Le contexte : un audit accablant

Pour comprendre l’ampleur de la crise, il faut revenir aux conclusions d’Alain Lohnienne, l’administrateur provisoire désigné en février dernier. Comme le rapportent nos confrères de TV Lux, ce dernier a brossé un tableau sombre de la santé financière du GHS lors de l’assemblée générale. Cet audit évoque des dépenses non justifiées, on parle d’une quinzaine de milliers d’euros sans justificatifs clairs, des excès lors de la soirée annuelle de Bastogne qui aurait coûté 32 000 € pour un budget prévu de 18 000 €, sans aval formel du conseil, ainsi que des remboursements excessifs qui font craindre que l’association soit reconnue comme employeur par l’ONSS, ce qui exposerait l’ASBL à des arriérés de cotisations sociales.

Jacques Fraselle, de son côté, rappelle son investissement total et gratuit durant un quart de siècle. Il affirme que les décisions ont toujours été prises dans l’intérêt de l’association, sans enrichissement personnel, et que les mécanismes de contrôle internes (budgets, discussions en organes d’administration) ont toujours fonctionné.

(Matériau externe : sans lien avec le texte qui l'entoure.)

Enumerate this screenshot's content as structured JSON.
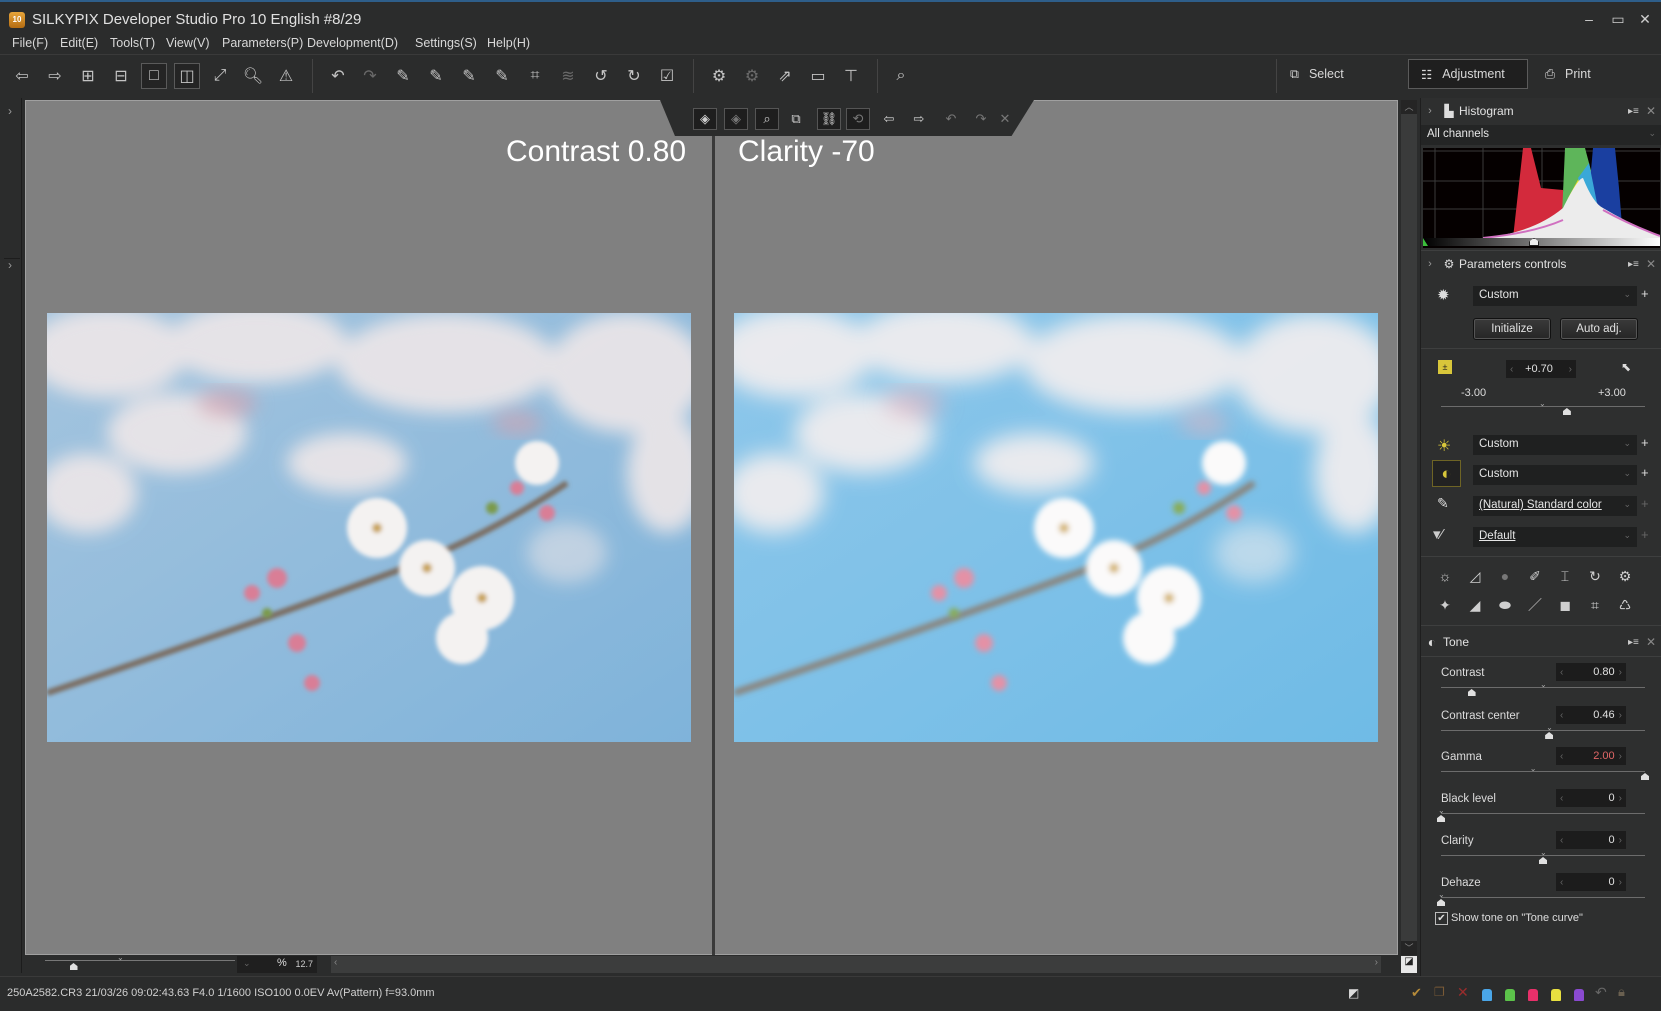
{
  "window": {
    "app_icon_label": "10",
    "title": "SILKYPIX Developer Studio Pro 10 English   #8/29",
    "controls": {
      "minimize": "–",
      "maximize": "▭",
      "close": "✕"
    }
  },
  "menu": [
    "File(F)",
    "Edit(E)",
    "Tools(T)",
    "View(V)",
    "Parameters(P)",
    "Development(D)",
    "Settings(S)",
    "Help(H)"
  ],
  "toolbar": {
    "icons": [
      "previous-photo-icon",
      "next-photo-icon",
      "thumbnail-grid-icon",
      "thumbnail-filmstrip-icon",
      "single-view-icon",
      "compare-view-icon",
      "fullscreen-icon",
      "loupe-icon",
      "warning-icon",
      "undo-icon",
      "redo-icon",
      "paste-exposure-icon",
      "paste-tone-icon",
      "paste-contrast-icon",
      "paste-film-icon",
      "transform-icon",
      "layers-icon",
      "rotate-left-icon",
      "rotate-right-icon",
      "check-mark-icon",
      "save-parameter-icon",
      "apply-parameter-icon",
      "export-icon",
      "slideshow-icon",
      "hammer-icon",
      "find-icon"
    ],
    "modes": [
      {
        "label": "Select",
        "icon": "select-mode-icon",
        "active": false
      },
      {
        "label": "Adjustment",
        "icon": "adjustment-mode-icon",
        "active": true
      },
      {
        "label": "Print",
        "icon": "printer-icon",
        "active": false
      }
    ]
  },
  "viewer": {
    "left_caption": "Contrast 0.80",
    "right_caption": "Clarity -70",
    "zoom_value": "12.7",
    "zoom_unit": "%",
    "zoom_slider_fraction": 0.15
  },
  "status": {
    "file_info": "250A2582.CR3 21/03/26 09:02:43.63 F4.0 1/1600 ISO100  0.0EV Av(Pattern) f=93.0mm",
    "tag_colors": [
      "#4aa6e8",
      "#5cc24a",
      "#e8306a",
      "#e8e040",
      "#8a4ad0"
    ]
  },
  "panel": {
    "histogram": {
      "title": "Histogram",
      "channel": "All channels"
    },
    "parameters": {
      "title": "Parameters controls",
      "preset": "Custom",
      "initialize_label": "Initialize",
      "auto_adj_label": "Auto adj.",
      "exposure_value": "+0.70",
      "exposure_min": "-3.00",
      "exposure_max": "+3.00",
      "exposure_fraction": 0.617,
      "white_balance": "Custom",
      "tone": "Custom",
      "color": "(Natural) Standard color",
      "sharpness": "Default"
    },
    "tone": {
      "title": "Tone",
      "sliders": [
        {
          "label": "Contrast",
          "value": "0.80",
          "fraction": 0.15,
          "default": 0.5,
          "modified": false
        },
        {
          "label": "Contrast center",
          "value": "0.46",
          "fraction": 0.53,
          "default": 0.53,
          "modified": false
        },
        {
          "label": "Gamma",
          "value": "2.00",
          "fraction": 1.0,
          "default": 0.45,
          "modified": true
        },
        {
          "label": "Black level",
          "value": "0",
          "fraction": 0.0,
          "default": 0.0,
          "modified": false
        },
        {
          "label": "Clarity",
          "value": "0",
          "fraction": 0.5,
          "default": 0.5,
          "modified": false
        },
        {
          "label": "Dehaze",
          "value": "0",
          "fraction": 0.0,
          "default": 0.0,
          "modified": false
        }
      ],
      "show_tone_label": "Show tone on \"Tone curve\"",
      "show_tone_checked": true
    }
  }
}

Une bataille judiciaire qui ne fait que commencer

Malgré cette défense, le nouveau conseil d’administration (désormais composé de dix nouveaux membres et quatre anciens) ne compte pas en rester là. Toujours selon nos confrères, les membres ont voté la possibilité d’introduire une action en justice contre huit anciens administrateurs, dont l’ex-président. Ils pourraient se voir réclamer personnellement le remboursement des sommes litigieuses, ainsi que les frais de justice s’élevant à 40 000 €.

Parallèlement, l’Auditorat du travail de Liège nous a confirmé ce mercredi qu’une information judiciaire était bien en cours.

Jacques Fraselle, quant à lui, dit réserver ses droits face à toute atteinte à sa présomption d’innocence et souhaite que le débat retrouve enfin une forme de sérénité.